Online-Auftrag für den Weihnachtsmann
Berlin (dpa) - Wie stark sind die Straßen-Einzelhändler von Online-Versendern bedroht? Noch wird deutlich mehr im Laden verkauft. Besonders im Weihnachtsgeschäft zeigt sich aber die Dynamik des Internet-Handels.
Der Weihnachtsmann trägt heute einen Overall statt roter Kutte. Kein Rentier zieht seinen Schlitten, er steuert den gelben, braunen oder weißen Lieferwagen selbst. Der Internet-Versandhandel setzt seinen Siegeszug im gerade beginnenden Weihnachtsgeschäft fort: 15 Prozent mehr Umsatz als vor einem Jahr werden es nach einer Prognose des Handelsverbands HDE in diesem Segment sein - 8,5 Milliarden Euro, das sind gut 10 Prozent des gesamten Branchenumsatzes im Weihnachtsgeschäft.

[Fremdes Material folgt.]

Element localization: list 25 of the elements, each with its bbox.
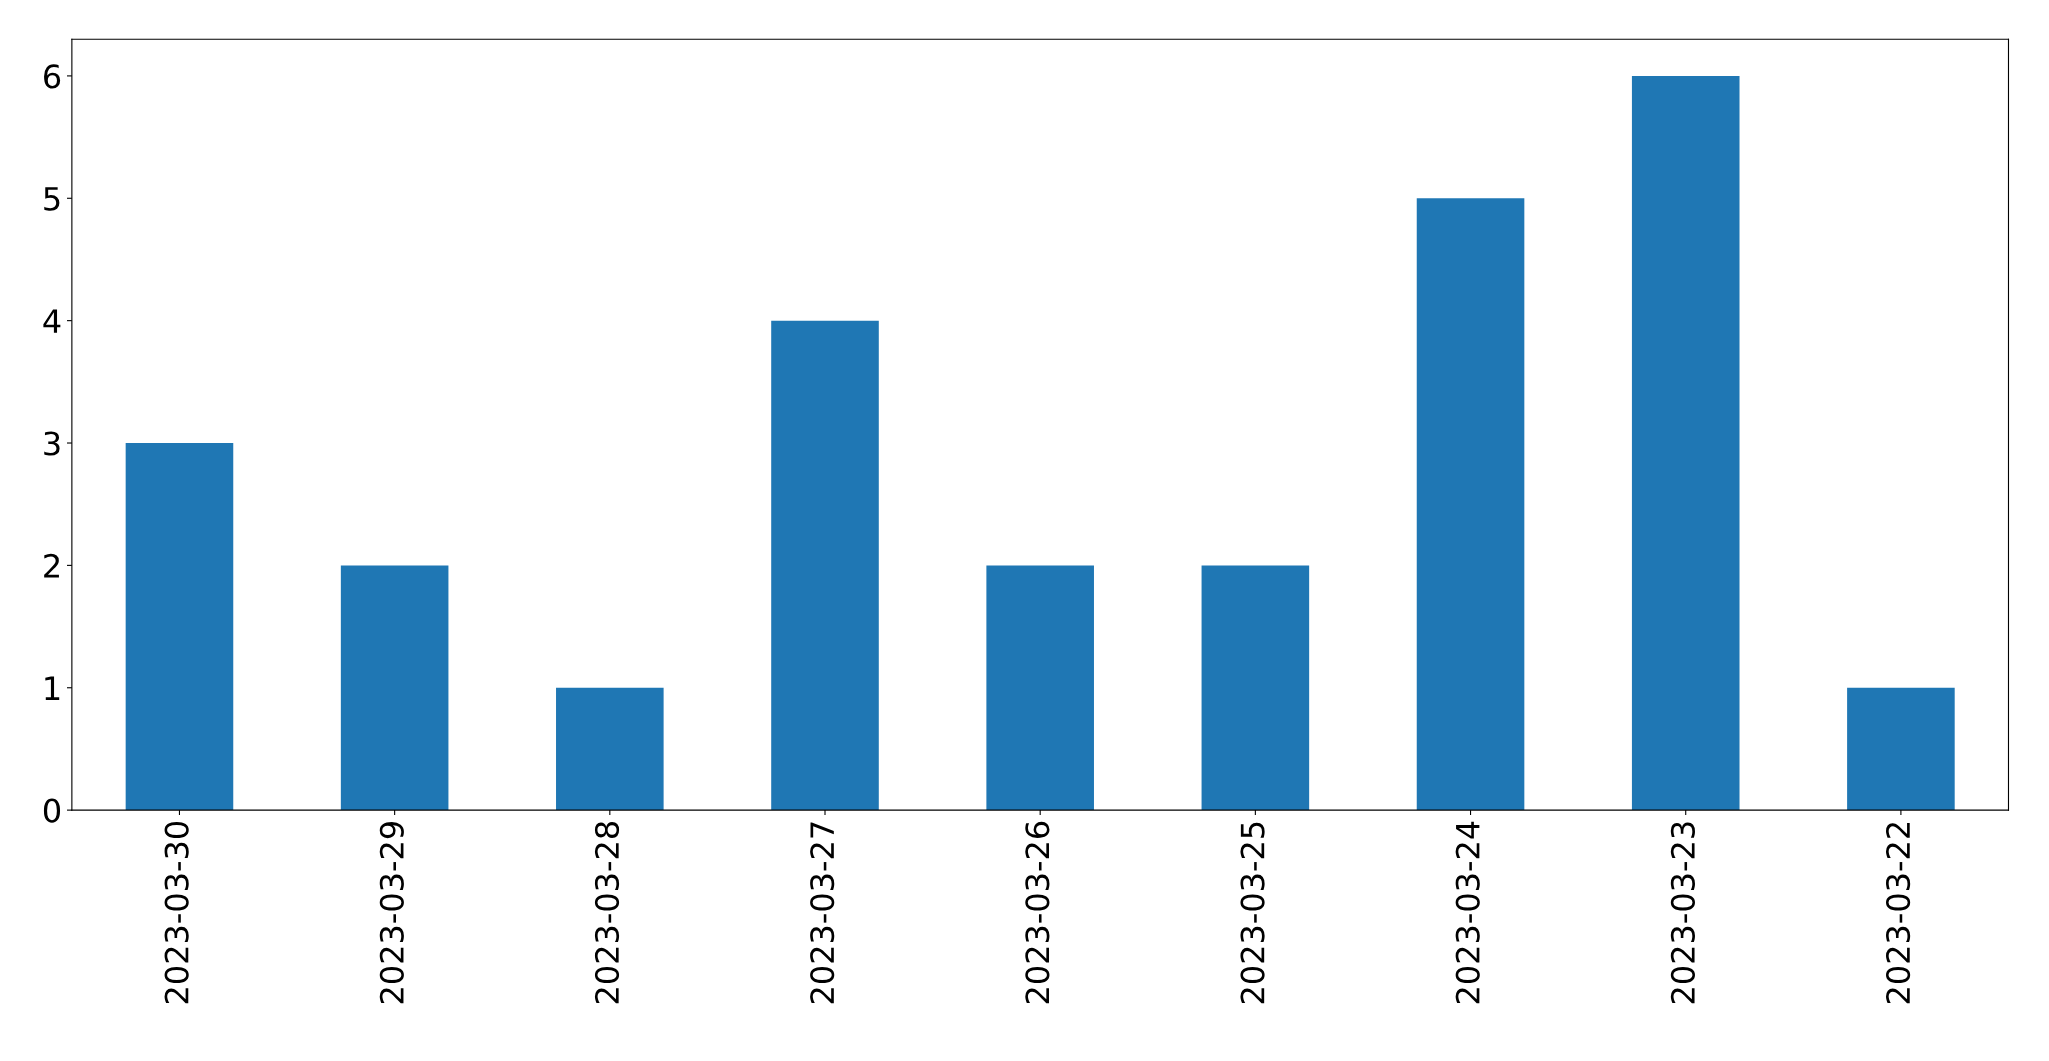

„Der Online-Handel ist zehnmal dynamischer als der Durchschnitt“, sagt HDE-Hauptgeschäftsführer Stefan Genth. Während die Branche 2013 insgesamt einem mageren Umsatzplus von 1,2 Prozent auf 434 Milliarden Euro entgegensieht, dürften die Internet-Verkäufer auf 12 Prozent Wachstum kommen und rund 33 Milliarden Euro einfahren. Das entspricht einem Anteil von 7,5 Prozent.
Für den Handelsverband ist das offiziell kein Grund zur Aufregung. Gerade die vergangenen eineinhalb Jahre hätten gezeigt, dass sich auch mittelständische Einzelhändler ein zweites Standbein im Internet aufgebaut haben, sagt HDE-Geschäftsführer Kai Falk - damit sie das Feld nicht großen Versendern wie Amazon oder Zalando überlassen müssen. Diese bauen ihre Sortimente aus und graben so der Konkurrenz das Wasser ab.
Es sei zwar richtig, dass Kunden sich häufig von Fachleuten im Laden beraten ließen und das Produkt dann günstiger im Internet bestellten, gibt Falk zu. Häufiger sei aber der umgekehrte Weg: Menschen informierten sich im Internet und machten sich dann zum Einkauf auf den Weg in die Innenstadt. An vollen Einkaufsstraßen in den nächsten Wochen führe deshalb trotz der Paketflut von Versandhändlern kein Weg vorbei.
Nach einer Branchenstudie betreiben bereits 30 Prozent der stationären Händler einen eigenen Online-Shop. Dennoch gibt es offensichtlich gerade für kleine und mittelgroße Händler einiges nachzuholen. Der HDE bereitet deshalb eine Initiative vor, die die Unternehmen fit fürs Internet machen soll. Auf dem Deutschen Handelskongress in zwei Wochen in Berlin werde ein Werkzeugkasten vorgestellt, kündigte Hauptgeschäftsführer Stefan Genth an. Er soll es leichter machen, einen Online-Laden zu eröffnen oder „soziale“ Internet-Medien für den eigenen Geschäftserfolg zu nutzen.
Für Geschäfte in gute Lagen großer Städte scheint das Internet noch kein Riesenproblem darzustellen. Eher sind Händler in Klein- und Mittelzentren bedroht. Der HDE hält das Internet insgesamt nach wie vor für einen Wachstumstreiber. Die Bremsen sieht er anderswo. Zum Beispiel beim Tarifpartner Verdi. Mit der Gewerkschaft liefern sich die Arbeitgeber seit Monaten einen zermürbenden Tarifstreit um höhere Löhne.
Auch die zu erwartende große Koalition macht die Händler nicht froh. Der HDE lehnt den von der SPD angestrebten gesetzlichen Mindestlohn von 8,50 Euro ab, weil der für manch junges Unternehmen zu hoch sei. Und die Umlage zur Ökostromförderung gehöre ganz abgeschafft. Allein deren Erhöhung in diesem Jahr „hat 0,6 Prozent Wachstum im Einzelhandel verhindert“, klagte HDE-Präsident Josef Sanktjohanser.